Ministers provide £350k for tech to close drink-drive loophole by 2020

 

Ministers have promised ‘swifter justice’ for drink-drivers through new roadside breathalyser equipment but the technology remains unproven and will not be introduced for at least two years.

The Government is funding a competition to develop mobile evidential breath tests, which can be used in court and remove the need to take drivers to a police station to obtain an evidential sample.

”Local

Up to £350,000 will be available to encourage manufacturers to invest in devices that meet Home Office type approval requirements.

The move aims to prevent a situation where drivers who are marginally over the limit have extra time to pass a test at the station, as well as freeing up police time.

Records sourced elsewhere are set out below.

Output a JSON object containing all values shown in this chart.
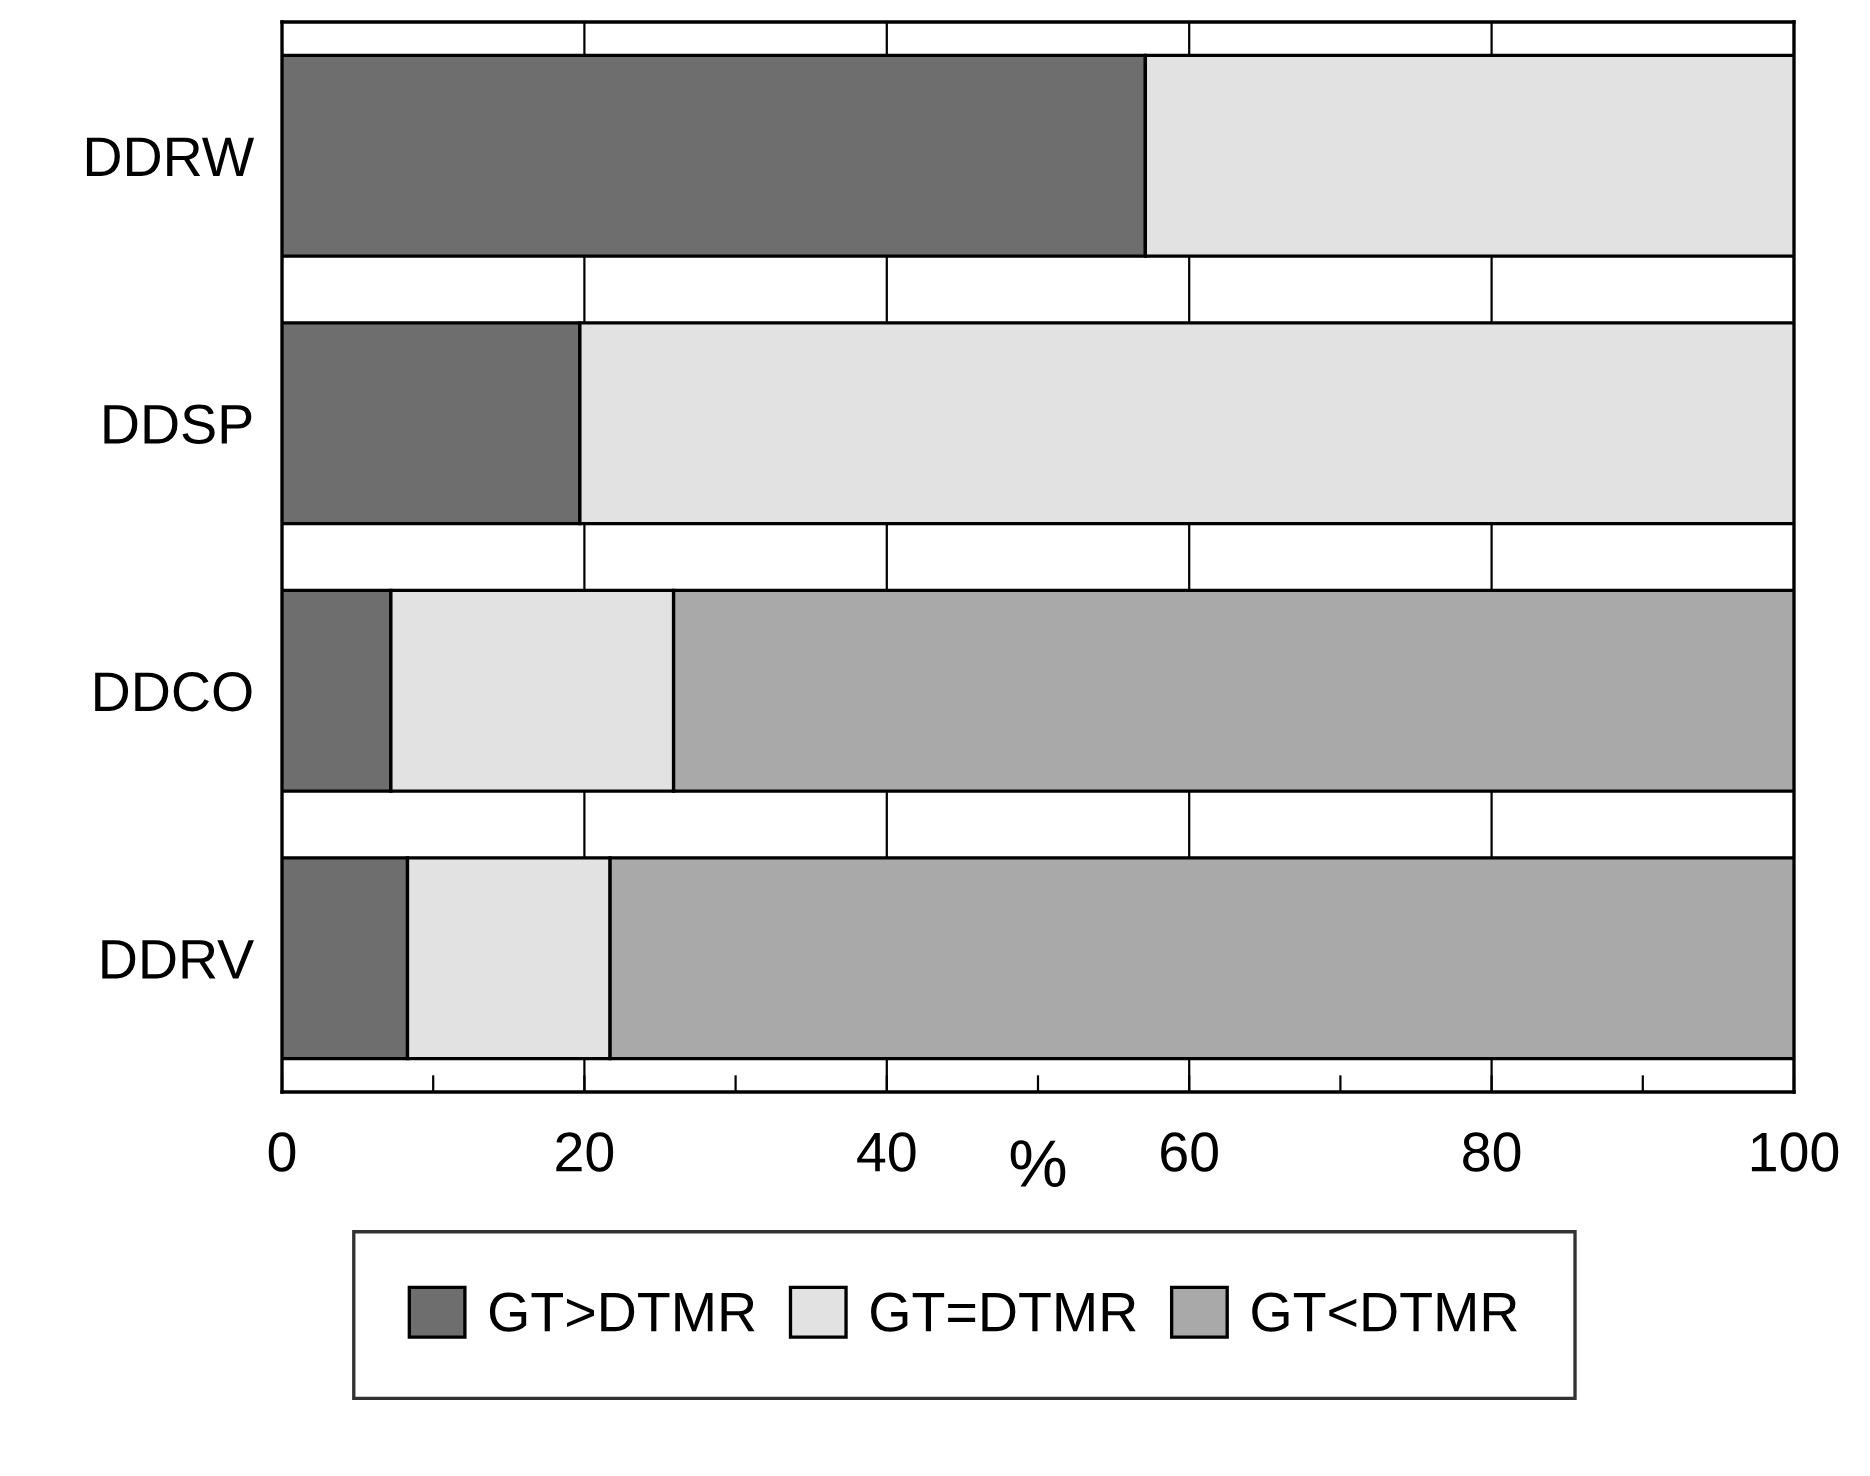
{
  "chart_data": {
    "type": "bar",
    "orientation": "horizontal",
    "stacked": true,
    "categories": [
      "DDRW",
      "DDSP",
      "DDCO",
      "DDRV"
    ],
    "series": [
      {
        "name": "GT>DTMR",
        "color": "#6e6e6e",
        "values": [
          57.1,
          19.7,
          7.2,
          8.3
        ]
      },
      {
        "name": "GT=DTMR",
        "color": "#e2e2e2",
        "values": [
          42.9,
          80.3,
          18.7,
          13.4
        ]
      },
      {
        "name": "GT<DTMR",
        "color": "#a9a9a9",
        "values": [
          null,
          null,
          74.1,
          78.3
        ]
      }
    ],
    "xlabel": "%",
    "xlim": [
      0,
      100
    ],
    "xticks": [
      0,
      {
        "value": 10,
        "label": null
      },
      20,
      {
        "value": 30,
        "label": null
      },
      40,
      {
        "value": 50,
        "label": null
      },
      60,
      {
        "value": 70,
        "label": null
      },
      80,
      {
        "value": 90,
        "label": null
      },
      100
    ],
    "grid": "x",
    "legend": "bottom"
  }
}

Roads minister Jesse Norman said: ‘The drink drive limit has helped to give us one of the safest road networks in the world but there is always more we can do.

‘This new mobile breathalyser technology will enable the police to enforce the alcohol more rigorously limit on those who still choose to drive after drinking, putting others at risk.'

The competition is being run by PACTS (the Parliamentary Advisory Council for Transport Safety) in the summer and will invite companies to submit proposed technologies which will rapidly calculate the amount of ethanol in exhaled breath for use at the roadside.

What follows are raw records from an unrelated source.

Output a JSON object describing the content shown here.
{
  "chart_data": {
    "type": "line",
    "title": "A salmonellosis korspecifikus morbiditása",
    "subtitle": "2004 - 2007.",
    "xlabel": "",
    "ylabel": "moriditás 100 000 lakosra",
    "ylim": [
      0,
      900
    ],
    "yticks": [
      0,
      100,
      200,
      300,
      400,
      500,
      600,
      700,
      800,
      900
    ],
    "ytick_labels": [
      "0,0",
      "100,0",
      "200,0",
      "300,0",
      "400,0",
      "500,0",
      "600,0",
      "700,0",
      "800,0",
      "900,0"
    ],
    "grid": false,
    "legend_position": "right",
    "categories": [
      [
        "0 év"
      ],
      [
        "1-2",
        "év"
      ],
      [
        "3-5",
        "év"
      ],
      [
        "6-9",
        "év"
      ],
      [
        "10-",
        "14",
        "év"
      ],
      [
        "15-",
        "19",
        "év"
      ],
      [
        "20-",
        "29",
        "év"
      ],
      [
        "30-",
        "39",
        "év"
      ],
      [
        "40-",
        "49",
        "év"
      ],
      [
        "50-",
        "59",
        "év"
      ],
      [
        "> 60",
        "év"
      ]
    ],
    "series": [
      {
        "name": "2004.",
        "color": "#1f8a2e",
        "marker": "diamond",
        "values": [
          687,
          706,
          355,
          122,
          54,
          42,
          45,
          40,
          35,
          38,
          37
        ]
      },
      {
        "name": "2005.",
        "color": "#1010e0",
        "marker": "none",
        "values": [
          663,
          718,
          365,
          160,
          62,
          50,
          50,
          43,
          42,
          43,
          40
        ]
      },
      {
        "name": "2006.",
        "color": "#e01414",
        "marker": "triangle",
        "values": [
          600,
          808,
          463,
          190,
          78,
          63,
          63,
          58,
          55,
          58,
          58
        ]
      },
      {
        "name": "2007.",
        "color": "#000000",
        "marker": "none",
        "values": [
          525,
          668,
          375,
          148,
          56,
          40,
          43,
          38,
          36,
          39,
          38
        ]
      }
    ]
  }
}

PACTS executive director David Davies said: ‘PACTS strongly supports efforts to reduce drink driving and the casualties which result. The number of GB deaths involving illegal levels of alcohol has not changed significantly since 2010, while the number of serious injuries rose in 2016 to its highest since 2012.

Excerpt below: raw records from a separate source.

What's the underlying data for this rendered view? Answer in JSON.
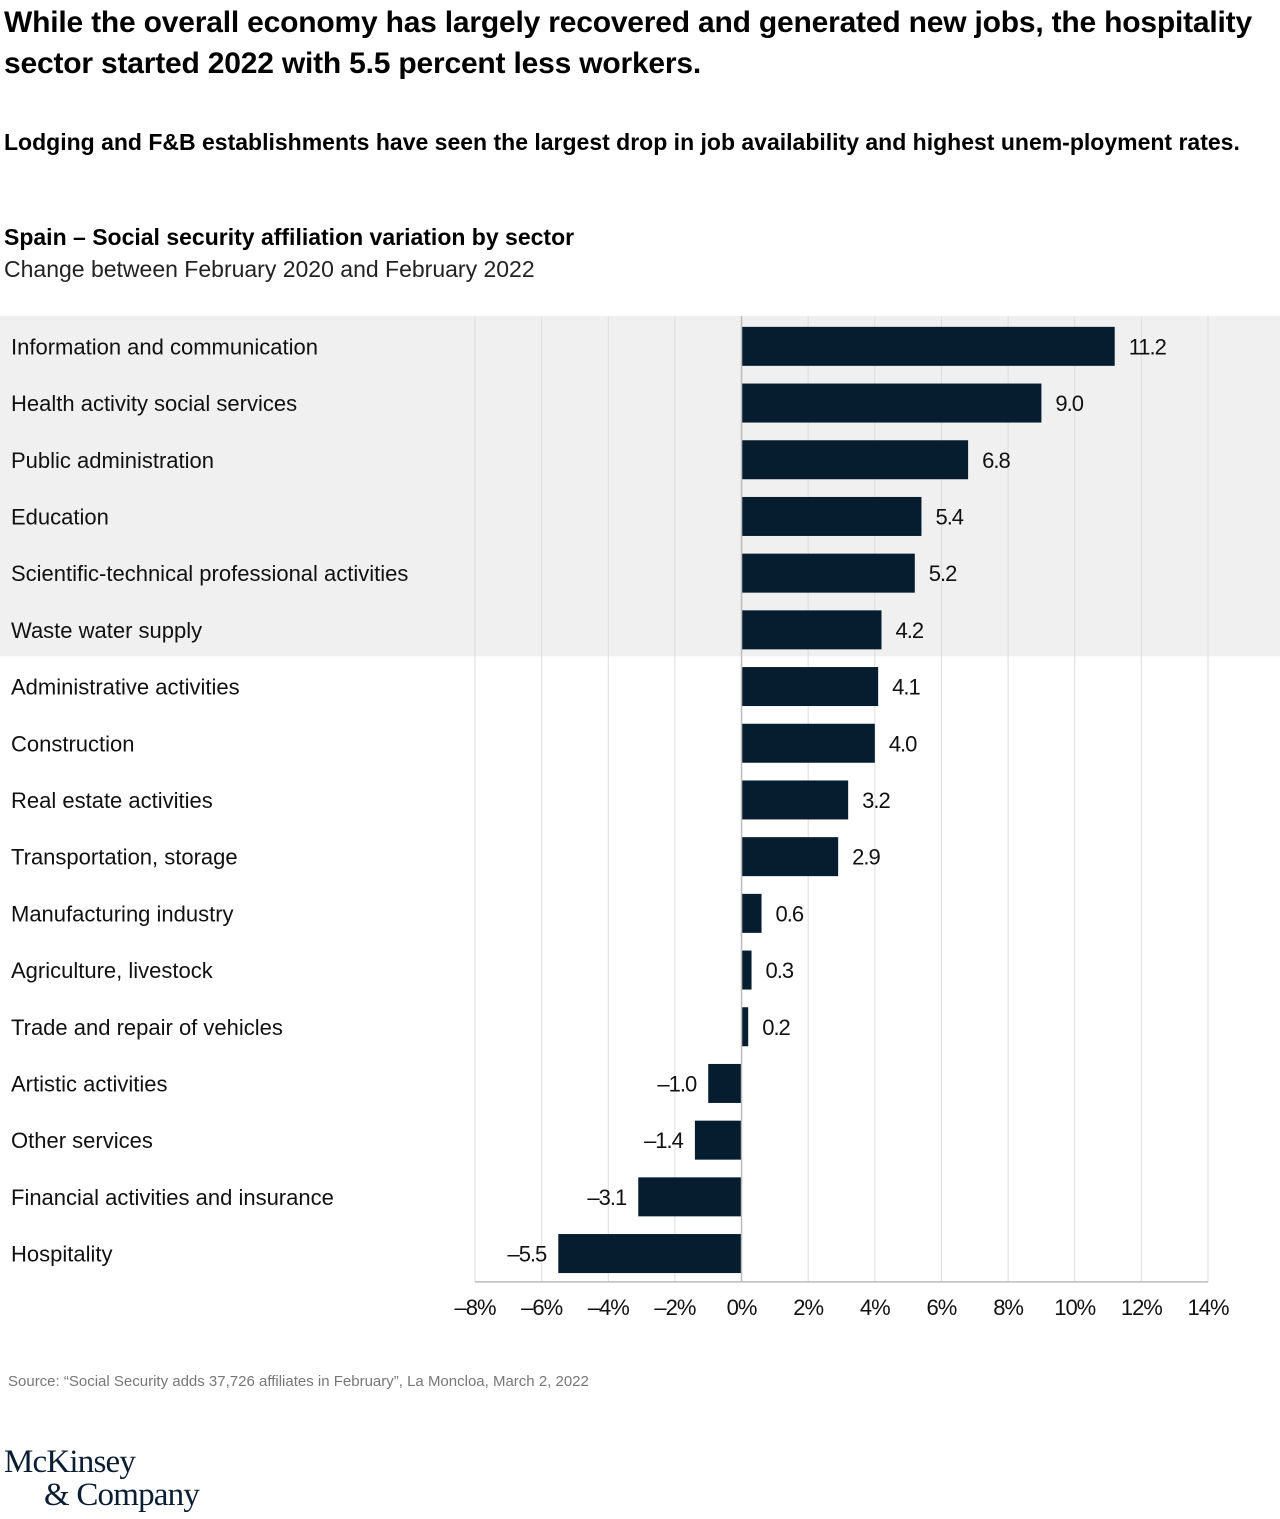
{
  "headline": "While the overall economy has largely recovered and generated new jobs, the hospitality sector started 2022 with 5.5 percent less workers.",
  "subheadline": "Lodging and F&B establishments have seen the largest drop in job availability and highest unem-ployment rates.",
  "source": "Source: “Social Security adds 37,726 affiliates in February”, La Moncloa, March 2, 2022",
  "logo": {
    "line1": "McKinsey",
    "line2": "& Company"
  },
  "colors": {
    "bar": "#061d30",
    "highlight_band": "#f0f0f0",
    "grid": "#dddddd",
    "axis": "#bbbbbb"
  },
  "chart_data": {
    "type": "bar",
    "orientation": "horizontal",
    "title": "Spain – Social security affiliation variation by sector",
    "subtitle": "Change between February 2020 and February 2022",
    "xlabel": "",
    "ylabel": "",
    "xlim": [
      -8,
      14
    ],
    "x_ticks": [
      -8,
      -6,
      -4,
      -2,
      0,
      2,
      4,
      6,
      8,
      10,
      12,
      14
    ],
    "x_tick_labels": [
      "–8%",
      "–6%",
      "–4%",
      "–2%",
      "0%",
      "2%",
      "4%",
      "6%",
      "8%",
      "10%",
      "12%",
      "14%"
    ],
    "grid": true,
    "highlighted_categories_count": 6,
    "categories": [
      "Information and communication",
      "Health activity social services",
      "Public administration",
      "Education",
      "Scientific-technical professional activities",
      "Waste water supply",
      "Administrative activities",
      "Construction",
      "Real estate activities",
      "Transportation, storage",
      "Manufacturing industry",
      "Agriculture, livestock",
      "Trade and repair of vehicles",
      "Artistic activities",
      "Other services",
      "Financial activities and insurance",
      "Hospitality"
    ],
    "values": [
      11.2,
      9.0,
      6.8,
      5.4,
      5.2,
      4.2,
      4.1,
      4.0,
      3.2,
      2.9,
      0.6,
      0.3,
      0.2,
      -1.0,
      -1.4,
      -3.1,
      -5.5
    ],
    "value_labels": [
      "11.2",
      "9.0",
      "6.8",
      "5.4",
      "5.2",
      "4.2",
      "4.1",
      "4.0",
      "3.2",
      "2.9",
      "0.6",
      "0.3",
      "0.2",
      "–1.0",
      "–1.4",
      "–3.1",
      "–5.5"
    ]
  }
}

‘Evidential roadside testing will greatly improve the effectiveness and efficiency of police enforcement, and we hope will lead to substantial reductions in deaths and injuries.’

The Department for Transport said it is expected police forces throughout the UK will be able to use such a device by summer 2020.

PACTS pointed out that, in its 2011 Strategic Framework for Road Safety, the Government committed to obtaining type approval for roadside evidential equipment.

It said the Home Office type approval standard that these devices must meet is the most demanding standard in the world, to ensure a high-level of accuracy and reliability that will stand up to legal challenge and meet the operational needs of the police.

It added that until now manufacturers have not invested sufficiently in devices that meet this standard but that the competition will be designed to incentivise them to do so.

The three-stage competition aims to result in one or more type approved devices that can be operated by police forces throughout the UK by July 2020, with money awarded to one or more manufacturers at each stage.